Why hasn’t the Sanhedrin, the great Jewish court of the First and Second Commonwealths, been revived?

During the centuries of its existence, this body, comprised of 71 elders and sages who ruled on every aspect of life, brought unity to the land in decisions binding on the entire nation.

On the surface, reviving the Sanhedrin seems impossible. Its members must be recipients of the classic Jewish ordination that traces itself back to Moses himself and even to the Almighty. But this ordination ended in the third century. Intrinsic to the idea of the Sanhedrin is a living tradition of ordination; when ordination died out, so, it would seem, did the Sanhedrin and the possibility of its revival.

But a verse in this week’s portion creates alternative possibilities.

In his commentary to the Mishnah, Maimonides writes, “if all the Jewish Sages and their disciples would agree on the choice of one person among those who dwell in Israel as their head [but this must be done in the land of Israel], and (that head) establishes a house of learning, he would be considered as having received the original ordination and he could then ordain anyone he desires.”

So who chooses?  The sages and their disciples — everyone with a relationship to Torah sages, to Jewish law. In an alternate source, however, Maimonides extends the privilege of voting to all adult residents of Israel. This idea reappears in Maimonides’ Mishneh Torah, where he concludes with the phrase, “this matter requires decision.”

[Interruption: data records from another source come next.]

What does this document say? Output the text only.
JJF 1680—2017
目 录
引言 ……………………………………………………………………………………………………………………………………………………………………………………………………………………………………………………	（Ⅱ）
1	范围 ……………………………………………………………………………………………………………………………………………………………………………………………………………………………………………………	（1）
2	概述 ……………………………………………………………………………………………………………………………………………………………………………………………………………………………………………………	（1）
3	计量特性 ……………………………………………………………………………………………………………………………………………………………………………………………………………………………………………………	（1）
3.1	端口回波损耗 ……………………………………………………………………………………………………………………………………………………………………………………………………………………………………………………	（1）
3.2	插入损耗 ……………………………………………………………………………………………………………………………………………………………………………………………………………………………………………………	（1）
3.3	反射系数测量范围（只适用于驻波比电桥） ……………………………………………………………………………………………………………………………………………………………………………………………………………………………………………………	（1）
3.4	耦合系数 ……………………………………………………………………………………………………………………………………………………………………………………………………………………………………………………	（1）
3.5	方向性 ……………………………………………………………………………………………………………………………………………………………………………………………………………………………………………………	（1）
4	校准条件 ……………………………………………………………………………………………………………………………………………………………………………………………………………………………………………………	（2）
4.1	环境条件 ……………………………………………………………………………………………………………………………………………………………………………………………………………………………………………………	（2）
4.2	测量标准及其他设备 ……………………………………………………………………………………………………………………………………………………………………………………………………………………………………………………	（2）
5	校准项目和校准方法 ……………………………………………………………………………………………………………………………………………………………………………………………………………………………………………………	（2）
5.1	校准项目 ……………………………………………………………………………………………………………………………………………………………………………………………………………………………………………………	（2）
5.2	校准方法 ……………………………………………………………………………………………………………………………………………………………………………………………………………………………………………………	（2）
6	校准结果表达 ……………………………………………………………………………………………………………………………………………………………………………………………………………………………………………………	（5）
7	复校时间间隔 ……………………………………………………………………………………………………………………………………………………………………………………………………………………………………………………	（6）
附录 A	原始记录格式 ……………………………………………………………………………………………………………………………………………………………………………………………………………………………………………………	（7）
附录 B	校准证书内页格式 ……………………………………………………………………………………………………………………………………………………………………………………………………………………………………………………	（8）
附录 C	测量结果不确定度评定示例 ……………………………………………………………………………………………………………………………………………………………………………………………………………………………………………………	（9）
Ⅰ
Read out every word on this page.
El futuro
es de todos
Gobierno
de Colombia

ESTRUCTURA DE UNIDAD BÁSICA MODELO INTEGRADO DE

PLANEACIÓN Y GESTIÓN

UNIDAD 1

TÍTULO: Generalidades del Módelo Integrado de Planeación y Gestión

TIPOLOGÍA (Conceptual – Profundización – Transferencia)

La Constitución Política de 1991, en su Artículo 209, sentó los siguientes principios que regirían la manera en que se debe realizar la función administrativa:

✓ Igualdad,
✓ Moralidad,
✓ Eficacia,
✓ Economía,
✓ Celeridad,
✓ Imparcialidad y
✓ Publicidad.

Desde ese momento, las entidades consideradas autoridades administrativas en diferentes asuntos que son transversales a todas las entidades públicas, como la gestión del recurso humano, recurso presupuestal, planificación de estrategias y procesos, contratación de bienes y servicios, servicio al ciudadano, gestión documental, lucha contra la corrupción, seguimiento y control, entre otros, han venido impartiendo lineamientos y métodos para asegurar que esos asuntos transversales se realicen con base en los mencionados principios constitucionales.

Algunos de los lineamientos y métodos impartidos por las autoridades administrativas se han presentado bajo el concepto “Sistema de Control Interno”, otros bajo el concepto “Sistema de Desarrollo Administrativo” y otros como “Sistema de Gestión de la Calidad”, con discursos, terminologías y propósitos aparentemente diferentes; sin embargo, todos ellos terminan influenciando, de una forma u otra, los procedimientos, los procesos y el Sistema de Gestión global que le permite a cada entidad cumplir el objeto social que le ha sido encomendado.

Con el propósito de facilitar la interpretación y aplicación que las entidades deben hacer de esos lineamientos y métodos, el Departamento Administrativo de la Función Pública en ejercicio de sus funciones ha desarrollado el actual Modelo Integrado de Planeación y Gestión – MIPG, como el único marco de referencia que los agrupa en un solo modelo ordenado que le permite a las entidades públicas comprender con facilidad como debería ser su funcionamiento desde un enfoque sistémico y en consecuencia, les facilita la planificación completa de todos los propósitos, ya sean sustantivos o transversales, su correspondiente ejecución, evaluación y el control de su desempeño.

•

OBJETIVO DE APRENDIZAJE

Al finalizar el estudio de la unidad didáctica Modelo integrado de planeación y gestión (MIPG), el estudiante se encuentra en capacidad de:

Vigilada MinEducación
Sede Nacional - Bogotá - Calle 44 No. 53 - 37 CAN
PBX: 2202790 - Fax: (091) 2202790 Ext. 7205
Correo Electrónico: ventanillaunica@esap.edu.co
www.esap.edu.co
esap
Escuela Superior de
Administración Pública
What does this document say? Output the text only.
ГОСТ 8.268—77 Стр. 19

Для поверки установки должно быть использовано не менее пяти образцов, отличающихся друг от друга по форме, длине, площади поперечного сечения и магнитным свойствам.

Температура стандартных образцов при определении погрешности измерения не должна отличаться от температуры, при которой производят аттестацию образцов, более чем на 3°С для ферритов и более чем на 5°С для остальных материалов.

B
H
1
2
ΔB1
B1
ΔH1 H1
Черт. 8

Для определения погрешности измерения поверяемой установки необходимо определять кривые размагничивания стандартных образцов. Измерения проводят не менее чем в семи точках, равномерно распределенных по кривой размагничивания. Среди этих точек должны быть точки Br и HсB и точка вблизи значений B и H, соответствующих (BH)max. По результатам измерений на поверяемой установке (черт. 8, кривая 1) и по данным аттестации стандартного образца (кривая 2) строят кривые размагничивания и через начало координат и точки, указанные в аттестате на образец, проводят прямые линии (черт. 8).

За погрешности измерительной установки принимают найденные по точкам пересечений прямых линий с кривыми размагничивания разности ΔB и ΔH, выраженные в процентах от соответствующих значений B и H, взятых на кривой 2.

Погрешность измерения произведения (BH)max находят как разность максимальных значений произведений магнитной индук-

A 1563 effort by a sage of Safed ended with the chief rabbi of Egypt siding with opponents, a group of Jerusalem rabbis, in part because “this matter requires decision” left open the possibility that Maimonides may have changed his mind, leaving the issue unadjudicated.

Three centuries later, the first minister of religion in the new government of the Jewish state, Rabbi Yehuda Leib Maimon, renewed this controversy when he tried to convince the political and religious establishments that along with creation of the state should come creation of a Sanhedrin.

In his work The Renewal of the Sanhedrin in Our Renewed State, he cites the existence of a copy of Maimonides’ commentary to the Mishnah published along with later additions written by Maimonides, in which he specifically writes that ordination and the Sanhedrin will be renewed before the coming of the messiah.

What is the basis for his most democratic suggestion? I believe it stems from a verse in Vayikkra:

“If the entire congregation of Israel commits an inadvertent violation as a result of (a mistaken legal decision of the highest court)….and they thereby violate one of the prohibitory commandments of God, they shall incur guilt” (Lev.4:13). It deals with the issue of the sins of the congregation.

Commentators ask how can an “entire congregation” sin. Rashi identifies the “congregation of Israel” with the Sanhedrin. In other words, when it says “if the entire congregation of Israel errs” it really means that “if the Sanhedrin errs.”

The institution that protects and defines the law is at the heart of the nation’s existence. How the Jewish people behave, what they do, can become the law.

It should not come as a surprise that Maimonides wanted to revive the ordination, and found a method utterly democratic in its design. The “people” equals the Sanhedrin, the “people” can choose one leading Jew who will then have the right to pass on his ordination to others, to re-create the Sanhedrin. For Maimonides, it is the population living in the land of Israel which represents the historical congregation of Israel.

Apparently, Maimonides is saying that before the next stage of Jewish history unfolds, the nation will have to decide who shall be given the authority to recreate ordination and who will be the commander-in-chief of the rabbis. Will it happen in our lifetime?

Rabbi Shlomo Riskin is the founding chief rabbi of Efrat.